Mark Levin doesn’t need my help selling books, but if you are one of those concerned parents, his forthcoming book, which bears the no-frills title Plunder and Deceit, should be on your reading list and in your children’s back-to-school basket. It is a bracing meditation on how federal policies are undermining the future of the generation currently in school—the awful education system, the mountain of debt and unfunded liabilities, the terrifying turn toward authoritarianism. He is particularly interesting on the subject of civil society and the ways in which political intrusion is undermining our most important institutions.

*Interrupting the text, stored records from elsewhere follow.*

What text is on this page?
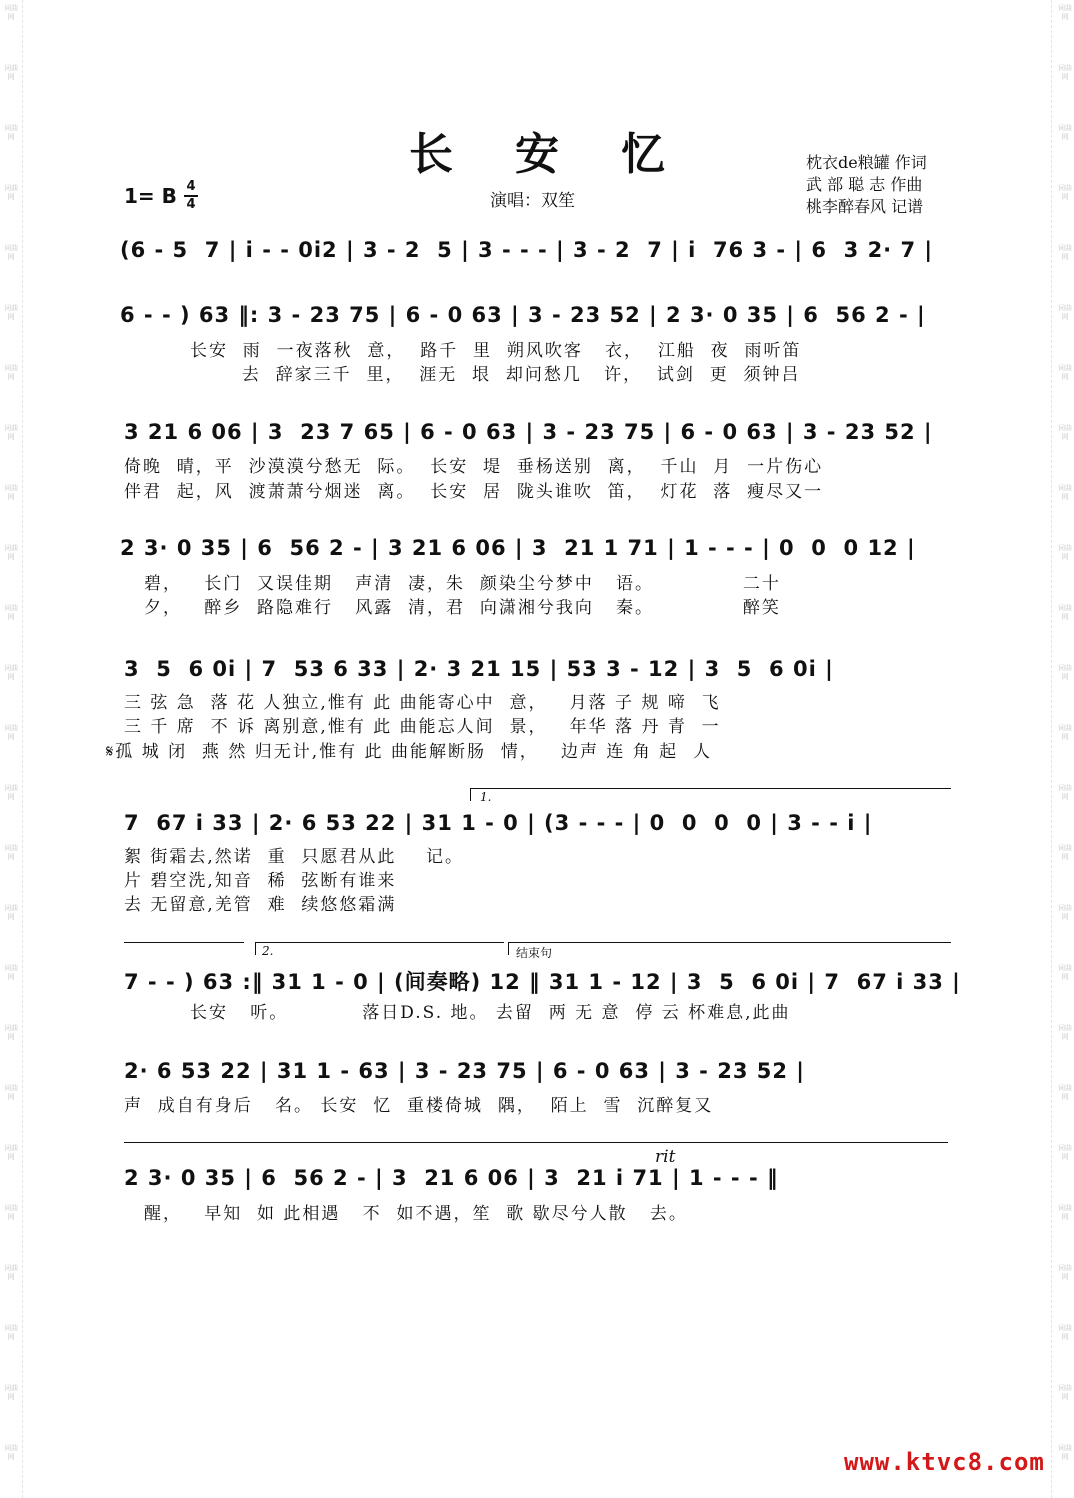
词曲网
词曲网
词曲网
词曲网
词曲网
词曲网
词曲网
词曲网
词曲网
词曲网
词曲网
词曲网
词曲网
词曲网
词曲网
词曲网
词曲网
词曲网
词曲网
词曲网
词曲网
词曲网
词曲网
词曲网
词曲网
词曲网
词曲网
词曲网
词曲网
词曲网
词曲网
词曲网
词曲网
词曲网
词曲网
词曲网
词曲网
词曲网
词曲网
词曲网
词曲网
词曲网
词曲网
词曲网
词曲网
词曲网
词曲网
词曲网
词曲网
词曲网
长安忆	枕衣de粮罐 作词
武 部 聪 志 作曲
桃李醉春风 记谱
1= B 4
4	演唱：双笙
(6 - 5  7 | i - - 0i2 | 3 - 2  5 | 3 - - - | 3 - 2  7 | i  76 3 - | 6  3 2· 7 |
6 - - ) 63 ‖: 3 - 23 75 | 6 - 0 63 | 3 - 23 52 | 2 3· 0 35 | 6  56 2 - |
长安  雨  一夜落秋  意，  路千  里  朔风吹客   衣，  江船  夜  雨听笛
去  辞家三千  里，  涯无  垠  却问愁几   许，  试剑  更  须钟吕
3 21 6 06 | 3  23 7 65 | 6 - 0 63 | 3 - 23 75 | 6 - 0 63 | 3 - 23 52 |
倚晚  晴，平  沙漠漠兮愁无  际。  长安  堤  垂杨送别  离，  千山  月  一片伤心
伴君  起，风  渡萧萧兮烟迷  离。  长安  居  陇头谁吹  笛，  灯花  落  瘦尽又一
2 3· 0 35 | 6  56 2 - | 3 21 6 06 | 3  21 1 71 | 1 - - - | 0  0  0 12 |
碧，   长门  又误佳期   声清  凄，朱  颜染尘兮梦中   语。            二十
夕，   醉乡  路隐难行   风露  清，君  向潇湘兮我向   秦。            醉笑
3  5  6 0i | 7  53 6 33 | 2· 3 21 15 | 53 3 - 12 | 3  5  6 0i |
三 弦 急  落 花 人独立,惟有 此 曲能寄心中  意，   月落 子 规 啼  飞
三 千 席  不 诉 离别意,惟有 此 曲能忘人间  景，   年华 落 丹 青  一
𝄋孤 城 闭  燕 然 归无计,惟有 此 曲能解断肠  情，   边声 连 角 起  人
1.
7  67 i 33 | 2· 6 53 22 | 31 1 - 0 | (3 - - - | 0  0  0  0 | 3 - - i |
絮 街霜去,然诺  重  只愿君从此    记。
片 碧空洗,知音  稀  弦断有谁来
去 无留意,羌管  难  续悠悠霜满
2.	结束句
7 - - ) 63 :‖ 31 1 - 0 | (间奏略) 12 ‖ 31 1 - 12 | 3  5  6 0i | 7  67 i 33 |
长安   听。          落日D.S. 地。 去留  两 无 意  停 云 杯难息,此曲
2· 6 53 22 | 31 1 - 63 | 3 - 23 75 | 6 - 0 63 | 3 - 23 52 |
声  成自有身后   名。 长安  忆  重楼倚城  隅，  陌上  雪  沉醉复又
rit
2 3· 0 35 | 6  56 2 - | 3  21 6 06 | 3  21 i 71 | 1 - - - ‖
醒，   早知  如 此相遇   不  如不遇，笙  歌 歇尽兮人散   去。
www.ktvc8.com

A few years back, I picked up his Ameritopia and was truly struck by it. There’s no way to write this without sounding like a snob, but the fact is that Levin is a lawyer, and as a rule modern American lawyers can’t write. (One of the reasons that our political language is so debased is that our political class is dominated by lawyers; “controlling legal authority” and all that.) With the notable exception of Antonin Scalia and a few contributors to these pages, contemporary lawyers are absolutely hostile to the English language, blind to its possibilities and immune to its beauty. Mark Levin writes beautifully, and he writes about important things. His Men in Black: How the Supreme Court Is Destroying America is one of the most useful and enjoyable books about the high court for the non-specialist (up there with Robert Bork’s The Tempting of America), and Plunder and Deceit is an excellent, engaging, engrossing survey of the damage done by Permanent Washington and its incompetent, self-serving denizens.

He is an interesting thinker, and those who know him only from his radio show might be surprised at just how far and fast he ranges when he is liberated from the daily news cycle and the headlines of the hour. His habitual approach to political questions—situating them within the ideas of the Founders and the constitutional order—is in fact far more suited to book-length argument than to minutes-long radio segments.

Yes, yes, sometimes he and I argue. He is worth disagreeing with.

(For the record, I’ve never met Mark Levin, though he’s had me on his show; we don’t have the same publisher or anything like that, and I’m not under any professional obligation to write nice things about his books. I just think you should read them.)

(Also: On my list of people who are lawyers and fine writers, there’s that other Levin, Mark-with-a-C Levin, of the Texas Public Policy Foundation and Right On Crime, a former Daily Texan colleague. Two Mar[c/k] Levins who are lawyers and top-shelf writers–what are the odds?)

Kevin D. Williamson is a former fellow at National Review Institute and a former roving correspondent for National Review.